Tra le violenze emerse dopo avere chiesto a un pakistano la somma di 300 euro quale profitto dell’intermediazione illecita finalizzata al caporalato, la banda ha sequestrato per tre ore la vittima, puntando un coltello alla gola, e intimando di chiamare il padre in Pakistan allo scopo di farsi mandare 5 mila euro per ottenere la sua liberazione. In un’altra occasione è stata aggredita una nigeriana mentre stringeva tra le braccia suo figlio di appena un anno, rapinandola di 200 euro. Il marito della donna è stato poi aggredito con calci e pugni. Hanno addirittura costretto un ghanese, puntandogli un coltello alla gola, a commettere un furto presso una casa di campagna e poi gli hanno tolto anche la somma di 600 euro che aveva con sè. È contestata anche un’irruzione, con pistola e coltelli in una comunità per minorenni, pestando due degli ospiti dopo un banale diverbio con un altro ragazzino, che aveva chiesto l’intervento del boss della banda per "punirli". Violenze che erano poi sfociate nell'omicidio di Adnan Siddique che proprio queste vicende era andato a denunciare. Lui non faceva il bracciante ma l'operaio, addetto alla manutenzione di apparecchiature tessili. Ma aveva raccolto le lamentele di alcuni suoi connazionali che lavoravano nelle campagne diventando il portavoce dei braccianti sfruttati. Per questo era stato punito. L'operazione "Attila" riconosce, purtroppo tardi, questa sua scelta generosa.

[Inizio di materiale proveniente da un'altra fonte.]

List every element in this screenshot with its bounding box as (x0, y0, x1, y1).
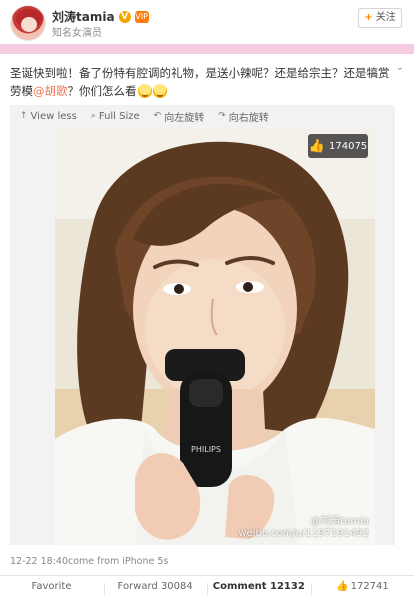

Una vicenda che conferma la necessità di tutelare chi decide di denunciare. La legge anticaporalato del 2016 ha dato importanti strumenti alle forze dell'ordine e alla magistratura per colpire i carnefici. Ora, sulla scia di quello che stanno facendo alcune procure, come Foggia e Prato, è sempre più necessario difendere le vittime. Anche con nuove norme.